What this signals is the use of design, both its processes and people, to engage fully in both political and social processes, enabling designers (and their collaborators) to find ‘solutions’ (even though this word is fraught with problems) to change peoples lives for the positive.
One of the main implications for me in this is: what skills and knowledge do design educators need to impart on their students? I find the question really exciting. I’ve always had a bit of a problem with ‘skills-led’ design education, it feels like putting in a gun in a child’s hands and telling it to go into the world and have fun. Designers need to learn how to think, how to create things that engage and change peoples lives… designers need to understand the implications of their work.

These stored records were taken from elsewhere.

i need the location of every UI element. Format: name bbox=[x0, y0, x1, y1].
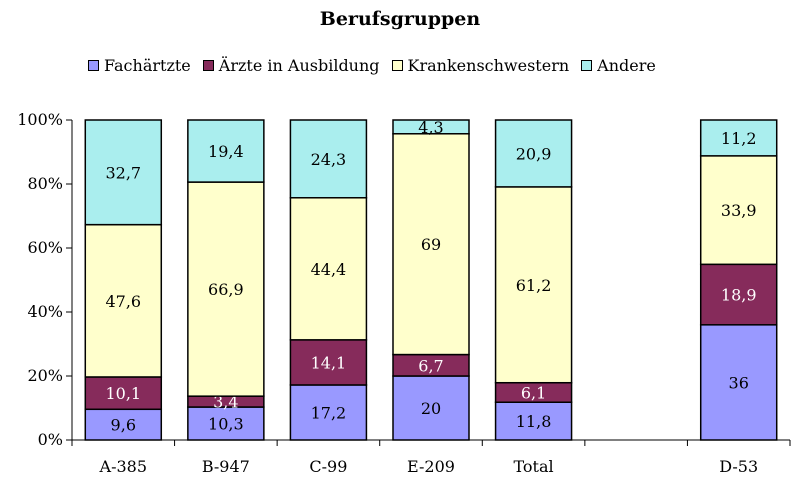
data-label: 33,9 bbox=[721, 201, 757, 220]
bar-segment bbox=[699, 324, 778, 441]
legend-label-krankenschwestern: Krankenschwestern bbox=[407, 55, 570, 75]
data-label: 61,2 bbox=[516, 276, 552, 295]
y-tick-label: 60% bbox=[27, 238, 63, 257]
bar-segment bbox=[187, 181, 265, 397]
data-label: 14,1 bbox=[311, 353, 347, 372]
data-label: 69 bbox=[421, 235, 441, 254]
data-label: 6,7 bbox=[418, 356, 443, 375]
y-tick-label: 0% bbox=[38, 430, 63, 449]
x-tick-label: A-385 bbox=[99, 457, 148, 476]
chart-title: Berufsgruppen bbox=[319, 8, 481, 30]
bar-segment bbox=[494, 186, 573, 384]
bar-segment bbox=[289, 119, 368, 199]
x-tick-label: Total bbox=[513, 457, 553, 476]
data-label: 6,1 bbox=[521, 383, 546, 402]
bar-segment bbox=[699, 263, 778, 326]
data-label: 24,3 bbox=[311, 150, 347, 169]
bar-segment bbox=[699, 155, 778, 266]
x-tick-label: B-947 bbox=[202, 457, 250, 476]
data-label: 36 bbox=[729, 373, 749, 392]
legend: Fachärtzte Ärzte in Ausbildung Krankensc… bbox=[88, 54, 668, 76]
legend-item-aerzte-in-ausbildung: Ärzte in Ausbildung bbox=[202, 55, 380, 75]
y-tick-label: 20% bbox=[27, 366, 63, 385]
bar-segment bbox=[289, 339, 368, 386]
y-tick-label: 100% bbox=[17, 110, 63, 129]
x-tick-label: E-209 bbox=[407, 457, 455, 476]
data-label: 10,3 bbox=[208, 415, 244, 434]
bar-segment bbox=[187, 119, 265, 183]
bar-segment bbox=[84, 223, 163, 378]
legend-swatch-krankenschwestern bbox=[391, 59, 403, 71]
data-label: 66,9 bbox=[208, 280, 244, 299]
data-label: 9,6 bbox=[111, 416, 136, 435]
legend-label-andere: Andere bbox=[597, 55, 656, 75]
legend-swatch-andere bbox=[581, 59, 593, 71]
x-tick-label: D-53 bbox=[719, 457, 758, 476]
data-label: 10,1 bbox=[105, 384, 141, 403]
y-tick-label: 40% bbox=[27, 302, 63, 321]
bar-segment bbox=[699, 119, 778, 157]
y-tick-label: 80% bbox=[27, 174, 63, 193]
legend-swatch-aerzte-in-ausbildung bbox=[202, 59, 214, 71]
data-label: 17,2 bbox=[311, 403, 347, 422]
bar-segment bbox=[494, 119, 573, 188]
data-label: 47,6 bbox=[105, 292, 141, 311]
legend-label-aerzte-in-ausbildung: Ärzte in Ausbildung bbox=[218, 55, 380, 75]
data-label: 11,2 bbox=[721, 129, 757, 148]
x-tick-label: C-99 bbox=[309, 457, 347, 476]
data-label: 44,4 bbox=[311, 260, 347, 279]
data-label: 32,7 bbox=[105, 163, 141, 182]
data-label: 4,3 bbox=[418, 118, 443, 137]
bar-segment bbox=[392, 119, 470, 135]
legend-label-fachaertzte: Fachärtzte bbox=[104, 55, 191, 75]
bar-segment bbox=[84, 119, 163, 226]
data-label: 18,9 bbox=[721, 286, 757, 305]
data-label: 19,4 bbox=[208, 142, 244, 161]
bar-segment bbox=[84, 376, 163, 411]
bar-segment bbox=[289, 384, 368, 441]
data-label: 11,8 bbox=[516, 412, 552, 431]
data-label: 3,4 bbox=[213, 393, 238, 412]
bar-segment bbox=[392, 133, 470, 356]
bar-segment bbox=[289, 197, 368, 341]
legend-item-fachaertzte: Fachärtzte bbox=[88, 56, 191, 75]
legend-item-andere: Andere bbox=[581, 56, 656, 75]
bar-segment bbox=[392, 375, 470, 441]
data-label: 20,9 bbox=[516, 144, 552, 163]
legend-swatch-fachaertzte bbox=[88, 59, 99, 71]
data-label: 20 bbox=[421, 399, 441, 418]
legend-item-krankenschwestern: Krankenschwestern bbox=[391, 55, 570, 75]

In my conversation with Karen she said something that has stuck in my mind, to paraphrase: “Eco-design’s biggest problem has been its failure to create leaders, instead its created designers with no confidence, who believe they’re losers”. At the core of this is the need for design education to value and instil cutting edge thinking, a critical practice, and the skills to enable the communication and implementation of this through design. Quite a challenge. So design education needs to create leaders – people with the confidence to go into the world and have a vision of what it can be in the future.
Now the split happens when designers have narrow views of their discipline, when they say “ideas are easy, now detail it and make it sell”. Understanding design as purely the detailing, production and selling of things, will continue to feed the view that designers are slaves to industry. And as Matt Jones said (via John Thackara) designers are the “shapers of possibility spaces, rather than things.”